How are somatic mutations scores?

Mutations were scored according to the 20/20 rule published by Vogelstein and colleagues. We divided mutations according to their classification into oncogene mutations (missense mutations and in frame deletion/insertions) and tumor suppressor mutations (frame-shift deletions/insertions, nonsense mutations and splice site mutations). Then, we calculated an oncogene mutation rate (OGMR) and a tumor suppressor mutation rate (TSMR) for each gene. The OGMR was defined as one minus the number of distinct oncogene mutations divided by the total number of mutations. The TSMR was defined as distinct tumor suppressor mutations divided by the number of total mutations. Genes with an OGMR > 0.2 and TSMR < 0.05 were scored as oncogene. A gene was scored as tumor suppressor if its TSMR > 0.2 or if the OGMR > 0.2 and the TSMR > 0.05. We required a minimum of five oncogene or tumor suppressor mutations in order to score a gene as oncogene or tumor suppressor, respectively.
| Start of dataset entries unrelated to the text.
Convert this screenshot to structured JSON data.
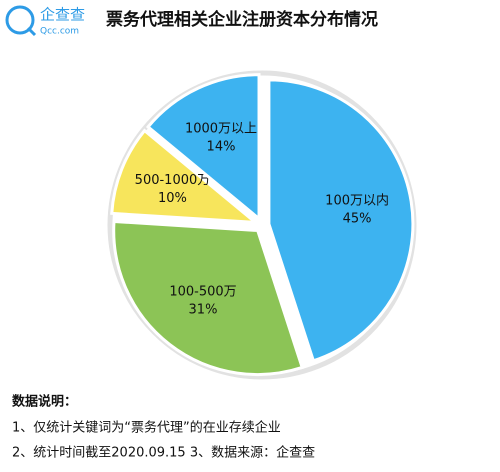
{
  "logo": {
    "name": "企查查",
    "site": "Qcc.com"
  },
  "chart_data": {
    "type": "pie",
    "title": "票务代理相关企业注册资本分布情况",
    "categories": [
      "100万以内",
      "100-500万",
      "500-1000万",
      "1000万以上"
    ],
    "values": [
      45,
      31,
      10,
      14
    ],
    "value_labels": [
      "45%",
      "31%",
      "10%",
      "14%"
    ],
    "colors": [
      "#3db3f0",
      "#8cc456",
      "#f7e55c",
      "#3db3f0"
    ]
  },
  "notes": {
    "heading": "数据说明：",
    "lines": [
      "1、仅统计关键词为“票务代理”的在业存续企业",
      "2、统计时间截至2020.09.15   3、数据来源：企查查"
    ]
  }
}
How are data from shRNA knock-down screens scored?

Project Achilles assessed cell viability after knocking down genes using different shRNA hairpins. In order to minimize off-target effects, Project Achilles integrated knock-down results of several hairpins targeting the same gene into so called "gene solutions", providing a cell viability score for each gene and cell line combination. We used only genes for which only a single gene solution was provided. For each gene, we derived a distribution of viability values across all cell lines. A gene was scored as potential oncogene for one cancer type if at least 25% of the cell lines for this cancer type had a knock-down viability score that was lower than the 25th percentile across all cell lines. If at least 25% of the cell lines had a knock-down viability score greater than the 75th percentile for that gene, it was scored as potential tumor suppressor gene.

What do the '-' indicate in the scores table?

The '-' in the scores table can indicate two things. If a row contains valid oncogene/tumor suppressor/combined score (e.g. 3,-1,0) but some other column is set to '-' then it indicates a missing value in the database for this column. On the other hand, if a data row is completely filled with '-' for the score columns then this specific gene is not found in the database.

Why user uploaded gene not shown in the plots?

If user uploads a gene which is not a valid HGNC/HUGO gene symbol, then it is not shown in the plots. However, the scores table will show a data row for this gene but all the scores column will be set to '-'. This incident can also occour if some user uploaded gene is not found in the database.

Why number of genes not same in table and plots in 'Top Candidate Genes' page?

According to user selection criteria, top candidate genes are selected and shown into plots and table. However, all the geens are shown in the table, but only top 1000 genes are shown in the plots.